The Securities and Exchange Commission (“SEC”) recently published its sixth risk alert on cybersecurity since 2014. In this alert, the SEC focused on how its regulated firms protect themselves against ransomware risk. I previously wrote about the SEC’s last risk alert on ransomware here.
Ransomware is malware that stops a user from accessing either part or all of the data within their network or other systems until a ransom is paid. For ransomware to be effective, it must gain access to network data in some form or fashion, usually through user error, such as a user clicking a link, downloading a file, or doing something else which affirmatively provides the ransomware access to data. From there, the hacker typically encrypts data and demands payment to unencrypt it.
There are varying studies, but up to 90% of financial services firms, including investment advisers, broker-dealers and investment companies, report that they have been targeted by ransomware. The SEC also reports that these targeted attacks have gotten more sophisticated in nature over the last few years, which necessitates greater allocation of resources from firms to protect themselves.
A financial services firm must ensure its systems are safe and that it has done the requisite due diligence to ensure that it has protected its clients’ data. Frequently, that means the firm has to test the effectiveness of the solutions proposed and implemented by its third-party service providers, which can be difficult to do if the firm itself has limited knowledge of information technology (“IT”) systems. Unfortunately, there is not a silver bullet solution to this problem. Rather, it takes sustained effort from a firm to evaluate risks, respond to a changing environment and delegate tasks as needed. In its risk alert, the SEC provided some examples of policies and procedures that were effective at addressing these risks but made clear that this is not a “one-size fits all approach.”
Your firm should review the following items periodically with your IT provider and compliance counsel:
Incident Response Plans – These plans should be tailored to your firm and updated as new situations arise that require additional plans. It is helpful to scenario plan for different malicious attacks so that you are ready to respond to all of the types of threats that could harm your firm.

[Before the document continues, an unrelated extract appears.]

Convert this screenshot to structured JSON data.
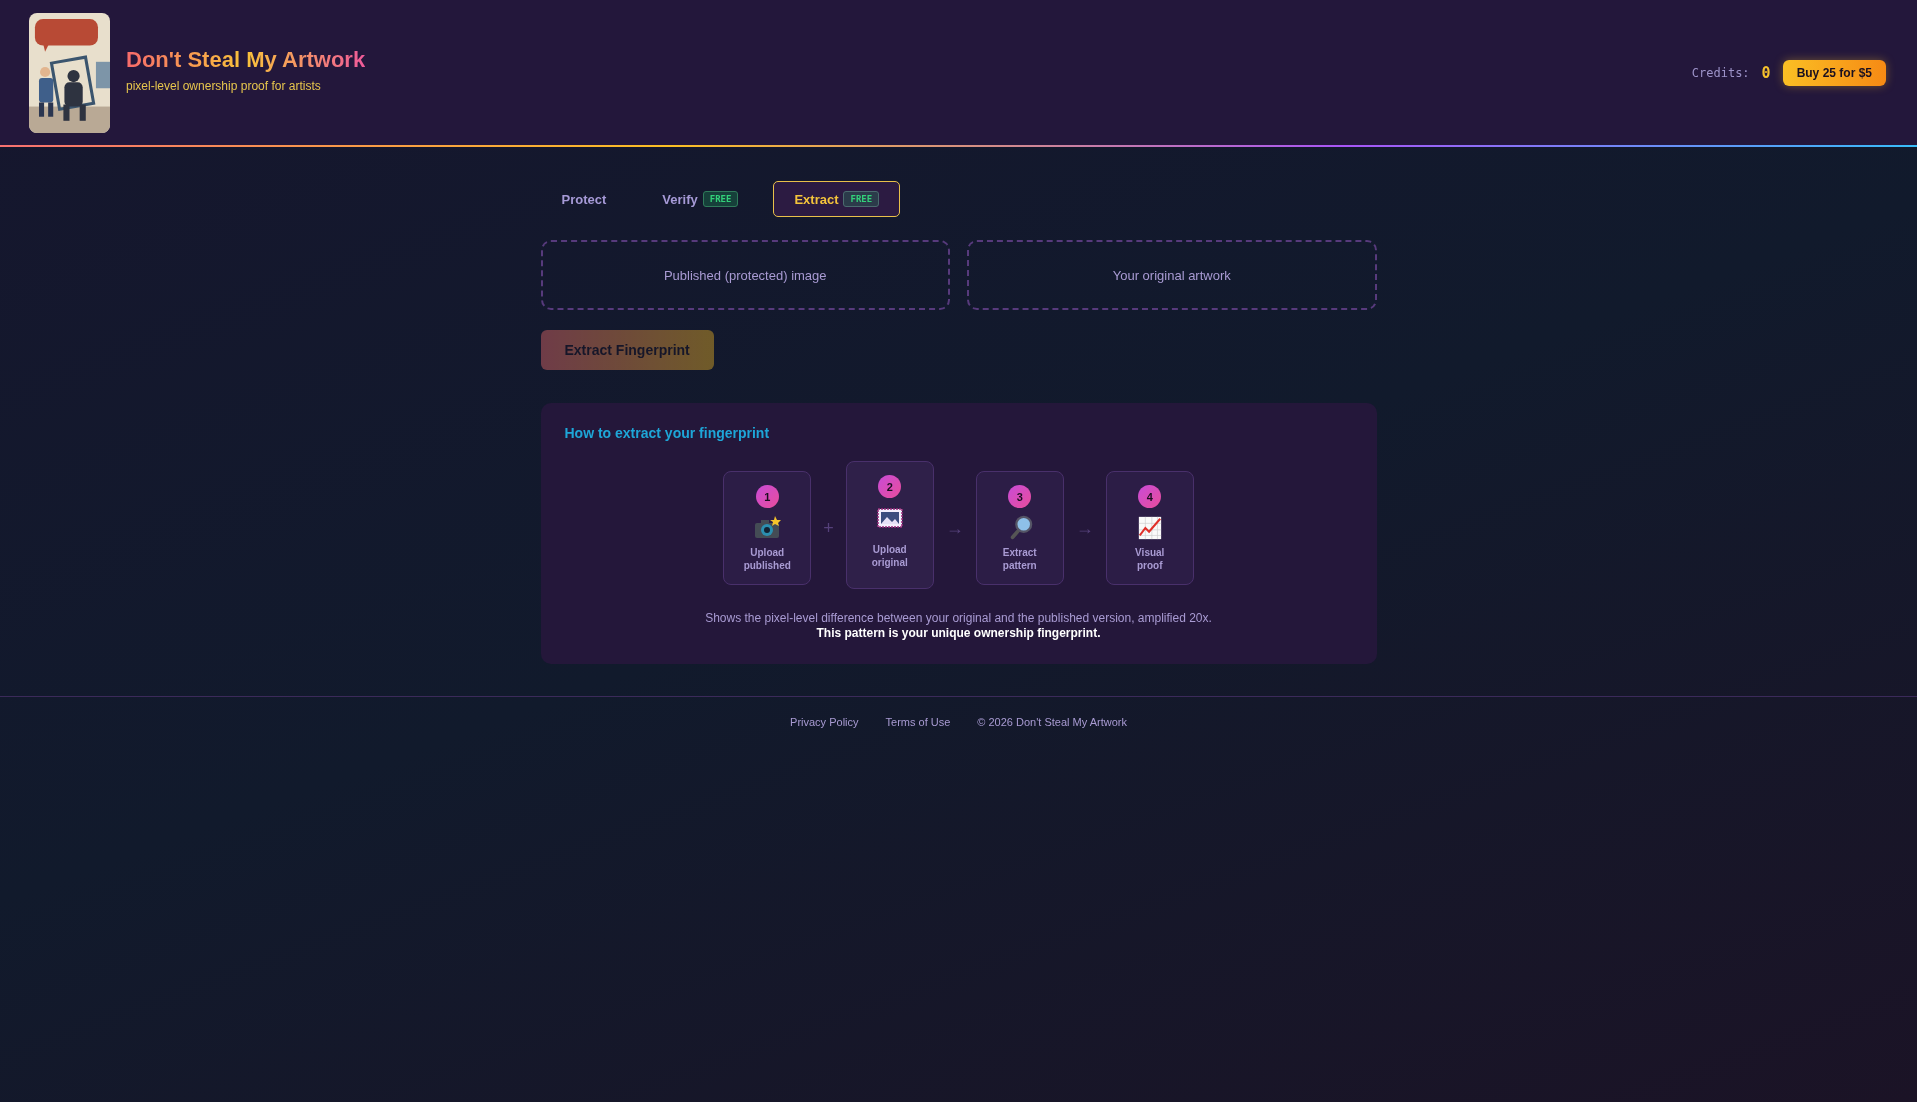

Resiliency Plans – Think about segmenting your networks to make it harder for the hacker to gain access to all of your various systems. It’s also important to have separate immutable backup storage, which will allow you to recover your data if your main data storage is compromised.
Training – Given the increasing sophistication of hacking attempts, the SEC expects your firm to have updated training, which helps your employees understand risky computer behavior. To that end, phishing testing is a useful tool to both train and gauge the risks posed by your employees.
Access – The SEC expects your firm to think about whether each employee needs access to all of the various systems you have or whether you can segment access for certain employees. Of course, the fewer people who have access to your firm’s most personal data, the less risk of an incident. Each year, your firm should review and re-certify the access privileges of your employees.
Network Defenses – This varies by firm, but you should consider and ask your IT specialist whether you need intrusion detection, vulnerability scanning, firewalls, or other systems to either prevent or detect intrusions.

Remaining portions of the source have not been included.